涙でぐしゃぐしゃになった少女を守れたのかと一安心してなか。
「どけって言ってんだろー! お前ら全員生かしちゃおかね!」
抑えられていたはずの男が自分の周りの人たちを吹き飛ばし、暴れ始めた。
「危ない、みんな逃げろ!」
狂気に満ちた鬼のような顔を向けられるも、疲れ切った体がすぐに動くことはなかった。
「よくわからんことを言っていたそこのお前、さっきはよくも」
取り押さえられていた男がどんどん距離を縮めてくる。
少女がつかまっていた時とは立場が逆転していた。
「くそ、どうすれば。ん?」
後ろに引きずっていた体にあたったのは老人の持っていた杖だった。
大型の男が自分の目の前に立つと男の大きなこぶしは頭の上のはるか先。
「ひねりつぶしてやる!」
大きくこぶしを振り上げた隙に落ちていた杖を取り、構える。
一気に敵の凶器が振り下ろす男に負けず、ボウキレを振るう。
「ドス!」
鈍い音が響き体が頭から地面に落ちる。
男の言葉通り、ひねりつぶされていた。
しかし、それは殴った男も同じだった。
あの大型の男が尻もちをついたように腰を落としていた。
「ガハッ! 勝利というのは、最も忍耐強い人に訪れる。ある革命家の言葉だ」
周りの人々は何が起きなのかと近づくと老人の持っていた杖がきれいに折れていた。
確かに大型の男の攻撃は当たっていたが、それと同時にひざの関節へと杖で攻撃していた。

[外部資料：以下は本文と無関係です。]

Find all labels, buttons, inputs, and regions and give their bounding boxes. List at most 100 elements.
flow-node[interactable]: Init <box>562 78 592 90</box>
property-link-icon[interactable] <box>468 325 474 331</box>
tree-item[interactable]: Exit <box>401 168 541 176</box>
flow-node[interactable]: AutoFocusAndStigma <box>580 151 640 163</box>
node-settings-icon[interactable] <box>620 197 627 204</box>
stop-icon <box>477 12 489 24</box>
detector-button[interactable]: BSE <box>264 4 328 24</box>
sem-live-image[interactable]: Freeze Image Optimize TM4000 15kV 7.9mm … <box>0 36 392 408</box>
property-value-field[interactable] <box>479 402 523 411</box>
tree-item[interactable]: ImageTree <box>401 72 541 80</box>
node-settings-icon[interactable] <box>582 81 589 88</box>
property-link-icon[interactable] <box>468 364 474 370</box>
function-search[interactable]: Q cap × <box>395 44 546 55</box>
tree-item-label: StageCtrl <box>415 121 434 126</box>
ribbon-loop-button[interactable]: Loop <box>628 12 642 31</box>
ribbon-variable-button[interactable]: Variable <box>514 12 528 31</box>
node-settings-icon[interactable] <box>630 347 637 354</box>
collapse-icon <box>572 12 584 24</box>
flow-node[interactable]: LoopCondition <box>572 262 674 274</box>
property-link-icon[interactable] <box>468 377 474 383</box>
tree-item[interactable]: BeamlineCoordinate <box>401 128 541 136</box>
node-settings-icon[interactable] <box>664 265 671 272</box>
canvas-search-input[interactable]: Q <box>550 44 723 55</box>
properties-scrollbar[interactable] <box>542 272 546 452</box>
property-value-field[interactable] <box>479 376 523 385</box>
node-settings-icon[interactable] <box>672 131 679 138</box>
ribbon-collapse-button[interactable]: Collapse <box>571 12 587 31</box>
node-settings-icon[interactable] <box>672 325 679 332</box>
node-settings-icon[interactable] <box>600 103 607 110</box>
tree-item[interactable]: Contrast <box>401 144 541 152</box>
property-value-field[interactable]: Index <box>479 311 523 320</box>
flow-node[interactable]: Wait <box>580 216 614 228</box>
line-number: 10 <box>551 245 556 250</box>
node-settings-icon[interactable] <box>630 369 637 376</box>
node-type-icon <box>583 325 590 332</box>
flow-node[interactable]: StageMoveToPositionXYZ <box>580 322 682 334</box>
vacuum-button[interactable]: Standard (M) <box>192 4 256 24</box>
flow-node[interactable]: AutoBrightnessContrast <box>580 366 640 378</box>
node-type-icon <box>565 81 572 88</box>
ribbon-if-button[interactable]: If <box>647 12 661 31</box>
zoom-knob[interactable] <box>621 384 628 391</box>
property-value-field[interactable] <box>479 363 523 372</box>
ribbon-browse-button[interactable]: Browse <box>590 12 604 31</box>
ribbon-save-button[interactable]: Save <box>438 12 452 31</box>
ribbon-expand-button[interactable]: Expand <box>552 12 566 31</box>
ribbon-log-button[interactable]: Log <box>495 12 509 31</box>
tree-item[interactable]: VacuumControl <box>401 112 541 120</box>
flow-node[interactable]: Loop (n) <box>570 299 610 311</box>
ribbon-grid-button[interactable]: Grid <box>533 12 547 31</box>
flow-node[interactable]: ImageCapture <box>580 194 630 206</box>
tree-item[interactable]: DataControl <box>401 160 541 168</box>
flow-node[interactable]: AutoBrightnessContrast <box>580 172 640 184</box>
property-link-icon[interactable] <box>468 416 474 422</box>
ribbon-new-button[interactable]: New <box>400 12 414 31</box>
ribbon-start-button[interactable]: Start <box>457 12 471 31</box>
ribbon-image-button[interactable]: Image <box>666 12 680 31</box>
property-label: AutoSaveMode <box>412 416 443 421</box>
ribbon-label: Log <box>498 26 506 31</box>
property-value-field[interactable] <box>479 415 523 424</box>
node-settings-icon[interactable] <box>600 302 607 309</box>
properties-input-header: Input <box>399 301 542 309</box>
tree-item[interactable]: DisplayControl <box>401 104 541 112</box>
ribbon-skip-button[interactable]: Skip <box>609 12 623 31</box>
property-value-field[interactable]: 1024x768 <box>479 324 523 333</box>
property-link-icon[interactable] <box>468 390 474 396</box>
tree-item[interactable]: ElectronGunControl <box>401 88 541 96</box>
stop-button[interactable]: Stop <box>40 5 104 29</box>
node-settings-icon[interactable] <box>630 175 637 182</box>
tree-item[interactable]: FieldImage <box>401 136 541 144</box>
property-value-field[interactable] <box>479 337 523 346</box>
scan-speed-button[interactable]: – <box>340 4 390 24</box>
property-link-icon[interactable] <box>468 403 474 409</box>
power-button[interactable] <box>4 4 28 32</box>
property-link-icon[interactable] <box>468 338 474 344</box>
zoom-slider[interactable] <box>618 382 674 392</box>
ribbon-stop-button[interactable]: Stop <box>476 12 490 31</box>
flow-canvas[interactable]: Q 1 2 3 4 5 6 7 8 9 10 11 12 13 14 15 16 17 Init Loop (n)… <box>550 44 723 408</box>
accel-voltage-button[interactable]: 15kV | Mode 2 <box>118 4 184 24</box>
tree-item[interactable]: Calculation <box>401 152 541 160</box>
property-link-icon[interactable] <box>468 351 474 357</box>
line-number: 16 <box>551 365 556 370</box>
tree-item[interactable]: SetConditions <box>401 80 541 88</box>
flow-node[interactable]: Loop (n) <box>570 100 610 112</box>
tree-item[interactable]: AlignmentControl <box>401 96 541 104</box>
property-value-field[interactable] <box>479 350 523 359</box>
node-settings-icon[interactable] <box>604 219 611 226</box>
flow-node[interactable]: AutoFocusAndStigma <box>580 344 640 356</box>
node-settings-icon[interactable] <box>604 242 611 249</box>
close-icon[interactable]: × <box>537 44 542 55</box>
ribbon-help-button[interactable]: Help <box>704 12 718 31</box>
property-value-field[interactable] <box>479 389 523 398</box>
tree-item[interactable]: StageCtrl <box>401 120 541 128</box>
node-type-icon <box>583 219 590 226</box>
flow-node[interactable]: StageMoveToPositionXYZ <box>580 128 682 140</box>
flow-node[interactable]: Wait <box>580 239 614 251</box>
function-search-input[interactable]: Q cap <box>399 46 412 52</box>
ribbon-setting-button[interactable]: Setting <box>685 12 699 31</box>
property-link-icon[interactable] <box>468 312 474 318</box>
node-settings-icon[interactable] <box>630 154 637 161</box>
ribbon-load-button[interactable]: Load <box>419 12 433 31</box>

男の膝を叩ける位置に来るまで殴られても待っていたのだ。
「倒せた。けど、俺ももう限界」
遠くでサイレンが聞こえる中、花上昇は意識を失った。
町の地下。
一人の開発者は水に浮かぶ機体を見つめていた。
「報告。新しい被験者を二名選出しました」
「わかった。すぐに向かう」
息をするように機体は泡を吹き出し包まれる、主人を待っている。
「再始動だ。世界はついに変わる。」
薄暗い地下に建つ研究所に潜む人型の機械。
いつか来る戦いの準備は確実に進んでいるのであった。